If you’re close to retirement and planning to call on your nest egg over the next few years, it’s probably a good time to review your investments. The same goes for those with a big withdrawal coming up, maybe for a wedding or house deposit.

However, if you’re younger or you have a long-term investment horizon, you can afford to be a lot more relaxed. Confident, in fact.

There have been eight bear markets (falls of more than 20 per cent) in US shares since 1960. That’s roughly one every several years, so you may as well prepare to experience a few during your investing journey.
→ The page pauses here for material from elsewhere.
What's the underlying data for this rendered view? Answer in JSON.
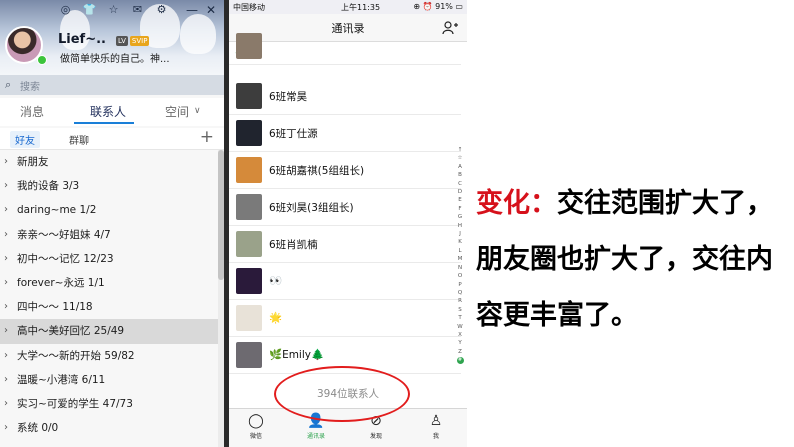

Accept that this volatility is part of the cycle, and learn to see it as an opportunity. These ups and downs are simply the price we pay for superior long-term returns.

They are also the best opportunities you’ll get to buy quality assets at bargain prices. Ask anyone who held their nerve and stuck to the game plan through the GFC years. They will have been extremely well rewarded since.

Personally, I’m hoping the volatility sticks around for a while yet and that prices fall further, at least until my next KiwiSaver contribution comes out. What use is a good bout of panic if it doesn’t last long enough to take advantage?


This article was also published in the NZ Herald on 18 October under the title "Mark Lister: Market volatility is the price we pay for long-term returns'".